Les activités conçues dans le cadre du projet CAH se fondent sur une interprétation large de la promotion de la santé. Comme cela avait déjà été le cas pour les hôpitaux, on a beaucoup investi dans l’infrastructure des villages: nombre de dispensaires et de bains publics de l’ère soviétique ont été rénovés; des conduites d’eau ont été remises en état. «On ne peut pas faire la leçon aux gens et leur recommander de boire de l’eau potable lorsque les canalisations sont délabrées. Il faut commencer par réhabiliter le réseau d’eau», souligne M. Schüth.

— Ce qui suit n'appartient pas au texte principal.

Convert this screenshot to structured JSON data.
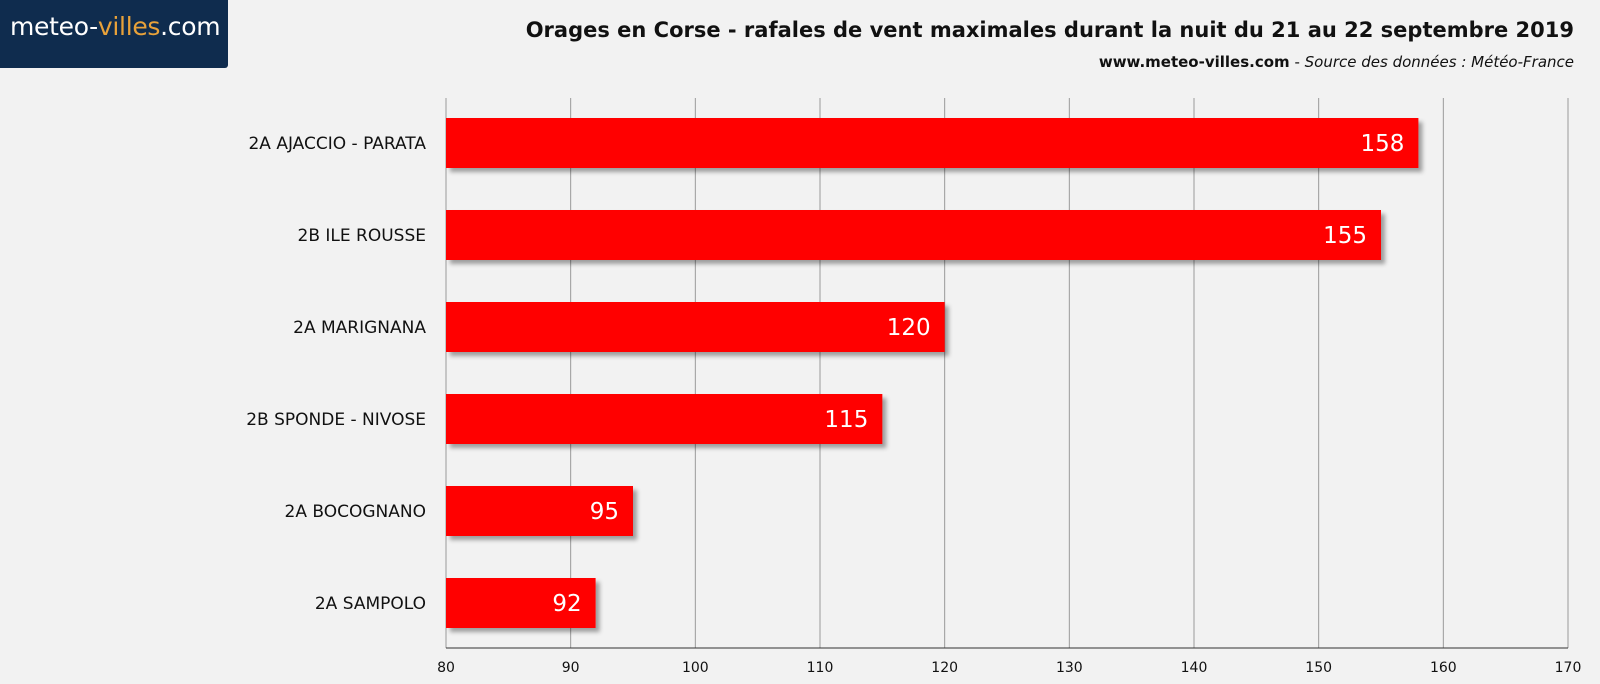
{
  "logo": {
    "text_main": "meteo-",
    "text_accent": "villes",
    "text_suffix": ".com"
  },
  "header": {
    "title": "Orages en Corse - rafales de vent maximales durant la nuit du 21 au 22 septembre 2019",
    "site": "www.meteo-villes.com",
    "separator": " - ",
    "source": "Source des données : Météo-France"
  },
  "colors": {
    "bar": "#ff0000",
    "grid": "#9a9a9a",
    "background": "#f2f2f2"
  },
  "chart_data": {
    "type": "bar",
    "orientation": "horizontal",
    "categories": [
      "2A AJACCIO - PARATA",
      "2B ILE ROUSSE",
      "2A MARIGNANA",
      "2B SPONDE - NIVOSE",
      "2A BOCOGNANO",
      "2A SAMPOLO"
    ],
    "values": [
      158,
      155,
      120,
      115,
      95,
      92
    ],
    "xlim": [
      80,
      170
    ],
    "xticks": [
      80,
      90,
      100,
      110,
      120,
      130,
      140,
      150,
      160,
      170
    ],
    "grid": true,
    "data_labels": true
  }
}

Du projet pilote au programme

Les rencontres organisées avec les villageois ont révélé que l’anémie constituait le principal problème de santé. Dans le cadre d’une étude, le projet CAH a donc testé l’efficacité d’un mélange de micronutriments appelé Sprinkles. Il s’agit d’une poudre contenant du fer, des vitamines, du zinc et de l’acide folique, que l’on ajoute aux aliments pour enfants. Grâce à cette nouvelle méthode, le recul de l’anémie a atteint jusqu’à 40% dans les régions pilotes. Encouragé par ce succès, le Kirghizistan a été le premier pays du monde à lancer en 2011 un programme national de distribution de sachets de Sprinkles.
Mais c’est tout le projet CAH qui est une réussite: le scepticisme initial du ministère de la santé s’est vite envolé. D’autres villages sont venus s’ajouter aux quinze premiers. Depuis 2005, les comités de santé font partie intégrante du programme officiel de réforme, qui veut développer l’infrastructure sanitaire dans les campagnes. Aux côtés de la DDC, d’autres donateurs se sont engagés entre-temps à cofinancer l’extension du programme à l’ensemble du pays.
Le ministère kirghize de la santé met pour sa part des moyens financiers et du personnel à la disposition des provinces, afin de soutenir les comités de santé. Ceux-ci ne se contentent plus de participer aux projets du CAH. Nombre d’entre eux ont lancé leurs propres initiatives et coopèrent désormais avec différents partenaires, dont les autorités locales. «Les gens ont appris à se faire entendre, à traiter avec les autorités et à trouver des ressources», constate Tobias Schüth. «La démocratie s’instaure ainsi à partir de la base. Notre projet de promotion de la santé y a contribué presque involontairement.»    •

Source: Un seul monde No 4 / Décembre 2012
Liens:
www.cah.kg, www.ddc.admin.ch

Difficile transition au Kirghizistan?

Jusqu’au début des années 90, la couverture médicale au Kirghizistan était efficace, gratuite et accessible à tous. Après la chute de l’Union soviétique, les ressources ont fait défaut pour préserver ce système. Dans le même temps, la pauvreté croissante ainsi que le délabrement des infrastructures d’adduction d’eau et de gestion des déchets ont détérioré la santé de la population. Malgré ses moyens limités, le gouvernement s’est engagé résolument dans la mise en place d’un nouveau système de santé: avec l’appui de l’OMS, de la Banque mondiale et de l’Agence de développement américaine USAID, il a lancé en 1996 un réseau de médecins de famille, qui fonctionne aujourd’hui très bien. De plus, la réforme du système de santé semble en bonne voie. Le manque aigu de médecins se fait toutefois durement sentir, surtout dans les régions rurales. Beaucoup émigrent à l’étranger où ils gagnent bien mieux leur vie.